Univeral Amplifier

Universal Amplifier

Amplifying the topics that power today's PR professional

Political News Monitoring Never Ends

While the calendar may say that it’s late 2013 and not a particularly political time, the reality is that election season – or focusing on the next election cycle – never really ends. National political events and off-year state elections all feed into the all-day, every day news cycles and the churn of social media. Monitoring and measuring that news can never really end, and every city and town is just months away from the 2014 U.S. Congressional campaigns—from the most urban corner of Los Angeles to the wide-open spaces of Nebraska’s Panhandle.

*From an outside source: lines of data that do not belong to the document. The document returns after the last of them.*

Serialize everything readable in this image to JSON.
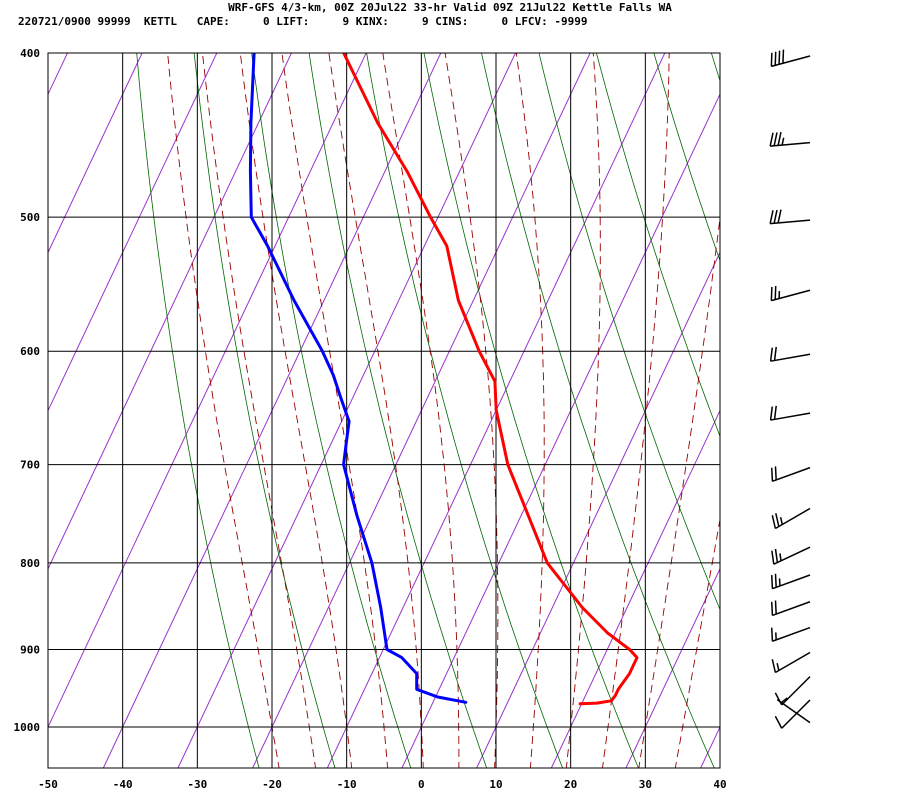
{
  "header": {
    "title": "WRF-GFS 4/3-km, 00Z 20Jul22 33-hr Valid 09Z 21Jul22 Kettle Falls WA",
    "subtitle": "220721/0900 99999  KETTL   CAPE:     0 LIFT:     9 KINX:     9 CINS:     0 LFCV: -9999"
  },
  "chart_data": {
    "type": "line",
    "title": "WRF-GFS 4/3-km, 00Z 20Jul22 33-hr Valid 09Z 21Jul22 Kettle Falls WA",
    "x_ticks": [
      "-50",
      "-40",
      "-30",
      "-20",
      "-10",
      "0",
      "10",
      "20",
      "30",
      "40"
    ],
    "y_ticks": [
      "400",
      "500",
      "600",
      "700",
      "800",
      "900",
      "1000"
    ],
    "x_range": [
      -50,
      40
    ],
    "y_range_hpa": [
      1040,
      400
    ],
    "y_scale": "log",
    "skew_deg_per_log": 46.5,
    "grid": true,
    "colors": {
      "temperature": "#ff0000",
      "dewpoint": "#0000ff",
      "isotherm": "#9933cc",
      "dry_adiabat": "#006600",
      "moist_adiabat": "#990000",
      "grid": "#000000",
      "wind_barb": "#000000"
    },
    "series": [
      {
        "key": "temperature",
        "points": [
          [
            969,
            19.8
          ],
          [
            968,
            22
          ],
          [
            965,
            23.8
          ],
          [
            958,
            24
          ],
          [
            950,
            24
          ],
          [
            930,
            24.5
          ],
          [
            910,
            24.5
          ],
          [
            900,
            23
          ],
          [
            880,
            19
          ],
          [
            850,
            14
          ],
          [
            800,
            6.5
          ],
          [
            700,
            -5
          ],
          [
            650,
            -10
          ],
          [
            625,
            -12
          ],
          [
            600,
            -16
          ],
          [
            560,
            -22
          ],
          [
            520,
            -27
          ],
          [
            500,
            -31
          ],
          [
            470,
            -37
          ],
          [
            440,
            -44
          ],
          [
            400,
            -53
          ]
        ]
      },
      {
        "key": "dewpoint",
        "points": [
          [
            967,
            4.4
          ],
          [
            960,
            0.3
          ],
          [
            950,
            -3
          ],
          [
            930,
            -4
          ],
          [
            910,
            -7
          ],
          [
            900,
            -9.5
          ],
          [
            850,
            -13
          ],
          [
            800,
            -17
          ],
          [
            750,
            -22
          ],
          [
            700,
            -27
          ],
          [
            680,
            -28
          ],
          [
            660,
            -29
          ],
          [
            640,
            -31.5
          ],
          [
            620,
            -34
          ],
          [
            600,
            -37
          ],
          [
            560,
            -44
          ],
          [
            520,
            -51
          ],
          [
            500,
            -55
          ],
          [
            470,
            -58
          ],
          [
            440,
            -61
          ],
          [
            400,
            -65
          ]
        ]
      }
    ],
    "isotherms_c": [
      -110,
      -100,
      -90,
      -80,
      -70,
      -60,
      -50,
      -40,
      -30,
      -20,
      -10,
      0,
      10,
      20,
      30,
      40
    ],
    "dry_adiabats_k": [
      250,
      260,
      270,
      280,
      290,
      300,
      310,
      320,
      330,
      340,
      350,
      360,
      370,
      380,
      390,
      400,
      410,
      420,
      430,
      440
    ],
    "moist_adiabats_c": [
      -20,
      -15,
      -10,
      -5,
      0,
      5,
      10,
      15,
      20,
      25,
      30,
      35
    ],
    "wind_barbs": [
      {
        "p": 400,
        "speed": 40,
        "dir": 255
      },
      {
        "p": 450,
        "speed": 35,
        "dir": 265
      },
      {
        "p": 500,
        "speed": 30,
        "dir": 265
      },
      {
        "p": 550,
        "speed": 25,
        "dir": 255
      },
      {
        "p": 600,
        "speed": 20,
        "dir": 260
      },
      {
        "p": 650,
        "speed": 20,
        "dir": 260
      },
      {
        "p": 700,
        "speed": 20,
        "dir": 250
      },
      {
        "p": 740,
        "speed": 25,
        "dir": 240
      },
      {
        "p": 780,
        "speed": 25,
        "dir": 245
      },
      {
        "p": 810,
        "speed": 25,
        "dir": 250
      },
      {
        "p": 840,
        "speed": 20,
        "dir": 250
      },
      {
        "p": 870,
        "speed": 15,
        "dir": 250
      },
      {
        "p": 900,
        "speed": 15,
        "dir": 240
      },
      {
        "p": 930,
        "speed": 10,
        "dir": 225
      },
      {
        "p": 960,
        "speed": 10,
        "dir": 225
      },
      {
        "p": 990,
        "speed": 5,
        "dir": 305
      }
    ]
  }
}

Political News Monitoring and PR Measurement from Universal Information Services

Universal Information Services has a wealth of experience providing news monitoring for small, local campaigns and for political operations at the national/federal level. But whether the campaign is for the Denver Public Schools’ Board of Education, Chicago’s City Council, or a New York City congressional district, there are communication practices every political operation should consider.

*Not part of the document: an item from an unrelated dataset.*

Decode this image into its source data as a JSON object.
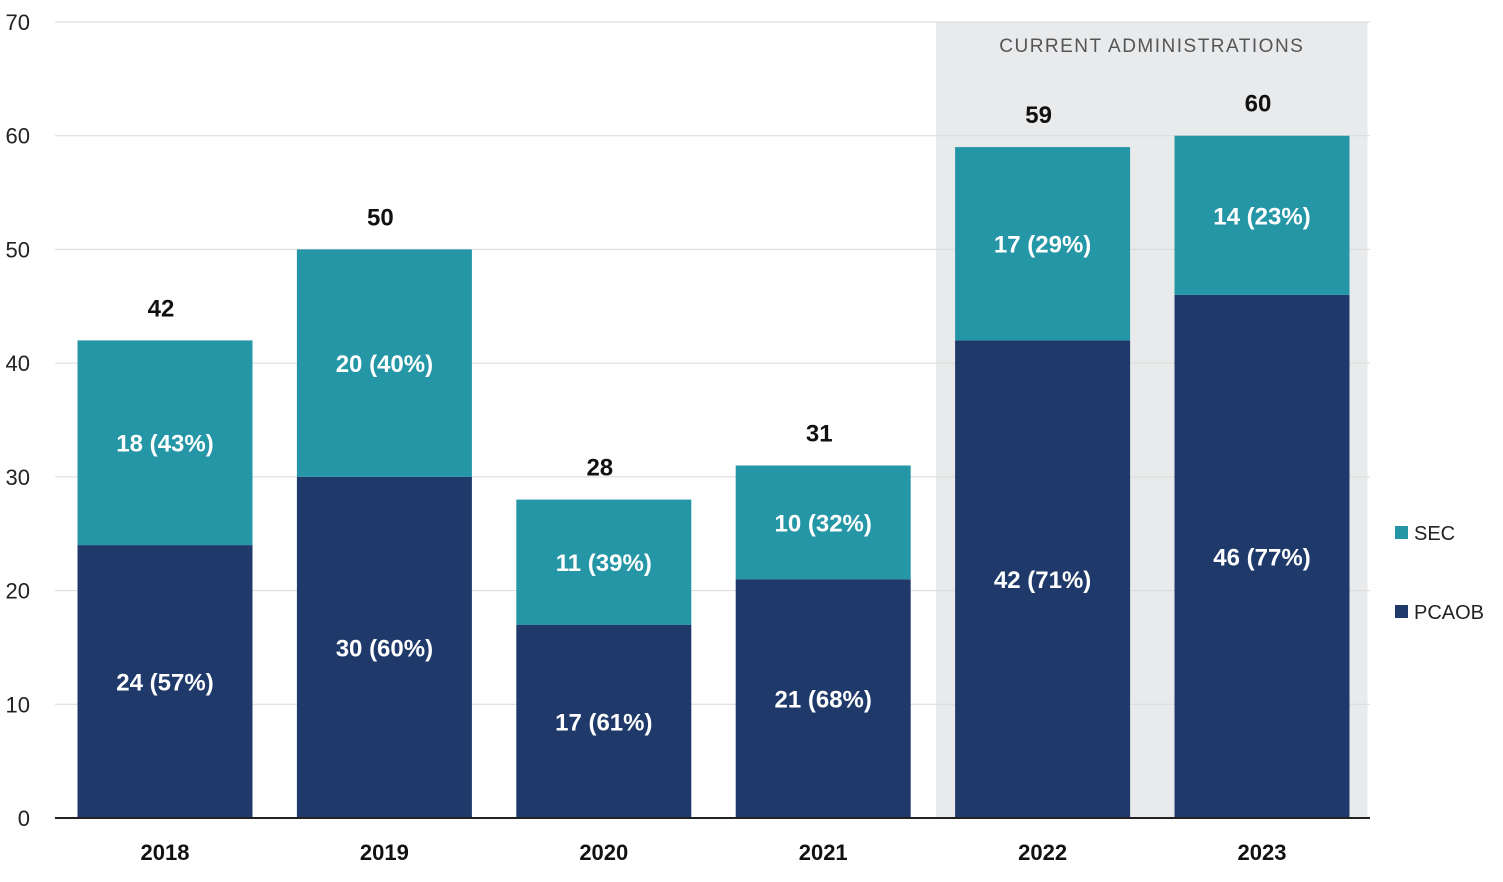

The best politicians and campaigns look at the complete and total media landscape, understand the makeup of their area’s voters, and make informed decisions on how to allocate resources to best tell their story and explain their positions on issues. Some voters favor newspapers. A different kind of constituent may get most of their information from broadcast outlets or the web. Many areas of the country are demographically jumbled and no one communication vehicle can effectively tell a candidate’s story to everyone. Measuring media placement success—by using web, print, and broadcast new monitoring–goes hand-in-hand with polling to judge whether a political message is getting through.

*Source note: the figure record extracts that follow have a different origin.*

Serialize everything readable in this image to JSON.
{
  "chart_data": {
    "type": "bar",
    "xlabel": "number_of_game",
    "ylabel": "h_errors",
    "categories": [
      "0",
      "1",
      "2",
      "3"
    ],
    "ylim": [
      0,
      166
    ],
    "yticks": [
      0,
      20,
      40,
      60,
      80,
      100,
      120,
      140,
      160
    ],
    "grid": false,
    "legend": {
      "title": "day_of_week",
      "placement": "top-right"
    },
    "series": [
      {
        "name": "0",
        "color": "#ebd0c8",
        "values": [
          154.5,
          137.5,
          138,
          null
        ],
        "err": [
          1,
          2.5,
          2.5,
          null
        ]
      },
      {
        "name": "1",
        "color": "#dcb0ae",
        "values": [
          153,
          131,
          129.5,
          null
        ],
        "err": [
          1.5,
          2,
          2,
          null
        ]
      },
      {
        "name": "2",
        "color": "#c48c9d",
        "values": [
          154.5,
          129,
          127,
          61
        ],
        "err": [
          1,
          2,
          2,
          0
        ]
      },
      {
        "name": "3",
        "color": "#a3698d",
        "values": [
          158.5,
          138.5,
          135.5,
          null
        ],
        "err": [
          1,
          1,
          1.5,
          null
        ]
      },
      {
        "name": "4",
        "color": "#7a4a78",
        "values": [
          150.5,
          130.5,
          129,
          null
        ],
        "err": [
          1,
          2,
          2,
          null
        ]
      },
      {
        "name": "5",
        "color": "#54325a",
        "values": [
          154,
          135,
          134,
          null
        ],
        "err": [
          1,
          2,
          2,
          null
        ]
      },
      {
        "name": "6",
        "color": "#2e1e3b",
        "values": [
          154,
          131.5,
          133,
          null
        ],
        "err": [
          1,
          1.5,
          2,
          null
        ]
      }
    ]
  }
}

And remember the cliche about all news being good news? Researchers from the University of Indiana quantified 500 million Tweets from Twitter prior to the congressional elections of 2010. They found a “highly significant” connection between the number of Tweets (positive, negative, or neutral) and the eventual congressional winner. The short version – the more people who are mentioning you (at least politically) the better off you are, according to the scientists. While others have criticized their findings, the takeaway message from the research is simple . . . if the public is talking about you they’re thinking about you. And very few people vote (or buy a product, take a service, etc.) from someone they don’t know. There’s business lesson in that, too.